The 2026 Pulp Factory Awards finalists have been announced, voted on by members of Pulp Factory, a professional association of pulp writers, artists, editors and publishers. Although most of the nominees fall under the pure fantasy/horror/sci-fi umbrella, the Best Pulp Novel category includes A Walking Shadow (Paradise Investigations Book 2) by Teel James Glenn (Author) and Lissanne Lake (Illustrator), a supernatural private investigator mystery; and finalists in the Best Anthology category include The Lost Adventures of Captain Hawklin Vol-3 (The Captain Hawklin Adventures); Mystery Men (& Women) Vol. 10; and Pulp Reality No. 5 – Stormgate Press. (Hat tip to Mike Glyer's File 270). Voting for the winners is open to the public and available via this link. The awards will be handed out at the traditional ceremony at the Windy City Pulp and Paperback Convention in Lombard, IL, March 27, 2026.
On February 13, from 6-7:30 PM, Kepler's Books in Menlo Park, California will present "It's a Mystery: Five Authors on the Perfect Whodunit." Five masters of mystery fiction—Cara Black, M.M. Chouinard, Carmela Dutra, Laurie R. King, and Gigi Pandian—will reveal their latest titles; where they get their inspiration; and how they decide which clues to divulge and which to keep hidden until you turn to the very last page. For ticket information, follow this link.
The next MWA University from Mystery Writers of America will be on Wednesday, February 18th, titled "Killer Love Letters." Join senior editor for Atlantic, Joe Brosnan, and literary manager Liza Fleissig as they share what makes them fall in love with a query letter. There is a fee for non-members of MWA, but the online discussion is free for members.
The Midwest Mystery Conference announced the author lineup for this year's event, to be held in Chicago on April 11. Previous speakers have included Sara Paretsky, Scott Turow, Gillian Flynn, Jeffery Deaver, Sophie Hannah, Rachel Howzell Hall, William Kent Krueger, S.A. Cosby, and more. (NOTE: I've recently updated the Conferences section in the right sidebar on this blog - linked here.)

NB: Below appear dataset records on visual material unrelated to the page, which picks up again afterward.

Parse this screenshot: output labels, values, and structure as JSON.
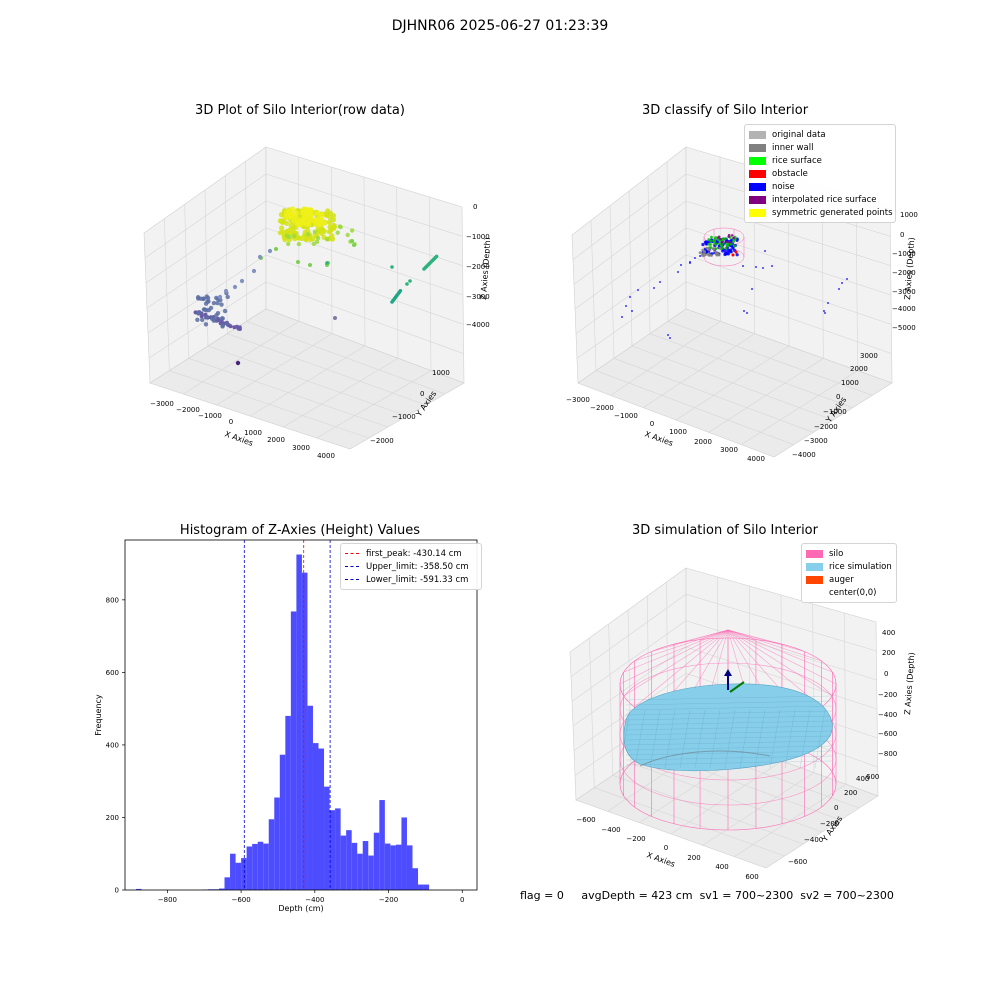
{
  "title": "DJHNR06 2025-06-27 01:23:39",
  "footer": {
    "flag": "flag = 0",
    "avg_depth": "avgDepth = 423 cm",
    "sv1": "sv1 = 700~2300",
    "sv2": "sv2 = 700~2300"
  },
  "colors": {
    "original_data": "#b3b3b3",
    "inner_wall": "#808080",
    "rice_surface": "#00ff00",
    "obstacle": "#ff0000",
    "noise": "#0000ff",
    "interpolated": "#800080",
    "symmetric": "#ffff00",
    "silo": "#ff69b4",
    "rice_sim": "#87ceeb",
    "auger": "#ff4500",
    "hist_bar": "#4d4dff"
  },
  "chart_data": [
    {
      "type": "scatter",
      "subtype": "3d",
      "title": "3D Plot of Silo Interior(row data)",
      "xlabel": "X Axies",
      "ylabel": "Y Axies",
      "zlabel": "Z Axies (Depth)",
      "xticks": [
        "−3000",
        "−2000",
        "−1000",
        "0",
        "1000",
        "2000",
        "3000",
        "4000"
      ],
      "yticks": [
        "−2000",
        "−1000",
        "0",
        "1000"
      ],
      "zticks": [
        "0",
        "−1000",
        "−2000",
        "−3000",
        "−4000"
      ],
      "colormap": "viridis (by depth)"
    },
    {
      "type": "scatter",
      "subtype": "3d",
      "title": "3D classify of Silo Interior",
      "xlabel": "X Axies",
      "ylabel": "Y Axies",
      "zlabel": "Z Axies (Depth)",
      "xticks": [
        "−3000",
        "−2000",
        "−1000",
        "0",
        "1000",
        "2000",
        "3000",
        "4000"
      ],
      "yticks": [
        "−4000",
        "−3000",
        "−2000",
        "−1000",
        "0",
        "1000",
        "2000",
        "3000"
      ],
      "zticks": [
        "1000",
        "0",
        "−1000",
        "−2000",
        "−3000",
        "−4000",
        "−5000"
      ],
      "legend": [
        "original data",
        "inner wall",
        "rice surface",
        "obstacle",
        "noise",
        "interpolated rice surface",
        "symmetric generated points"
      ],
      "legend_position": "top-right"
    },
    {
      "type": "bar",
      "subtype": "histogram",
      "title": "Histogram of Z-Axies (Height) Values",
      "xlabel": "Depth (cm)",
      "ylabel": "Frequency",
      "xlim": [
        -915,
        40
      ],
      "ylim": [
        0,
        965
      ],
      "xticks": [
        -800,
        -600,
        -400,
        -200,
        0
      ],
      "yticks": [
        0,
        200,
        400,
        600,
        800
      ],
      "bin_width": 15,
      "bins": [
        [
          -885,
          3
        ],
        [
          -705,
          1
        ],
        [
          -690,
          2
        ],
        [
          -675,
          2
        ],
        [
          -660,
          4
        ],
        [
          -645,
          35
        ],
        [
          -630,
          100
        ],
        [
          -615,
          75
        ],
        [
          -600,
          88
        ],
        [
          -585,
          120
        ],
        [
          -570,
          127
        ],
        [
          -555,
          133
        ],
        [
          -540,
          128
        ],
        [
          -525,
          195
        ],
        [
          -510,
          255
        ],
        [
          -495,
          373
        ],
        [
          -480,
          480
        ],
        [
          -465,
          768
        ],
        [
          -450,
          925
        ],
        [
          -435,
          875
        ],
        [
          -420,
          508
        ],
        [
          -405,
          405
        ],
        [
          -390,
          390
        ],
        [
          -375,
          285
        ],
        [
          -360,
          220
        ],
        [
          -345,
          225
        ],
        [
          -330,
          150
        ],
        [
          -315,
          165
        ],
        [
          -300,
          130
        ],
        [
          -285,
          100
        ],
        [
          -270,
          135
        ],
        [
          -255,
          95
        ],
        [
          -240,
          158
        ],
        [
          -225,
          248
        ],
        [
          -210,
          128
        ],
        [
          -195,
          123
        ],
        [
          -180,
          125
        ],
        [
          -165,
          200
        ],
        [
          -150,
          123
        ],
        [
          -135,
          60
        ],
        [
          -120,
          15
        ],
        [
          -105,
          15
        ]
      ],
      "vlines": [
        {
          "label": "first_peak: -430.14 cm",
          "value": -430.14,
          "color": "#ff0000"
        },
        {
          "label": "Upper_limit: -358.50 cm",
          "value": -358.5,
          "color": "#0000cc"
        },
        {
          "label": "Lower_limit: -591.33 cm",
          "value": -591.33,
          "color": "#0000cc"
        }
      ],
      "legend_position": "top-right"
    },
    {
      "type": "scatter",
      "subtype": "3d-surface",
      "title": "3D simulation of Silo Interior",
      "xlabel": "X Axies",
      "ylabel": "Y Axies",
      "zlabel": "Z Axies (Depth)",
      "xticks": [
        "−600",
        "−400",
        "−200",
        "0",
        "200",
        "400",
        "600"
      ],
      "yticks": [
        "−600",
        "−400",
        "−200",
        "0",
        "200",
        "400",
        "600"
      ],
      "zticks": [
        "400",
        "200",
        "0",
        "−200",
        "−400",
        "−600",
        "−800"
      ],
      "legend": [
        "silo",
        "rice simulation",
        "auger",
        "center(0,0)"
      ],
      "legend_position": "top-right"
    }
  ]
}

For the more academically inclined, there are a couple of calls for papers with submission deadlines coming up soon. The National Conference 2026 to be held in April at SAGE University Indore, India, has a theme this year of "Towards 2050: Reimagining Crime and Criminal Justice System in the Era of AI & ML." Abstracts are due February 20th (and there are financial prizes for the top three papers). The 10th Workshop on the Economics of Organized Crime will take place at the University of Catania in Italy in May and is seeking theoretical and empirical studies on the topic, with abstracts due February 16th.
Janet Rudolph posted a list of Olympic-themed mysteries on her Mystery Fanfare blog, including both summer and winter games.
This week's crime poem up at the 5-2 Crime Poetry Weekly is "Say Her Name" (For Renée Nicole Good) by Jennifer Lagier.
In the Q&A roundup, Jeffrey Siger, a former Wall Street lawyer turned author of the Chief Inspector Andreas Kaldis series of mystery thrillers, applied the Page 69 Test to his new novel, A Study in Secrets; and Author Interviews chatted with Will Shindler, who spent years working for the BBC as a broadcast journalist and on various dramas as a writer and script editor, about his critically acclaimed DI Alex Finn novels and his latest book, The Bone Queen.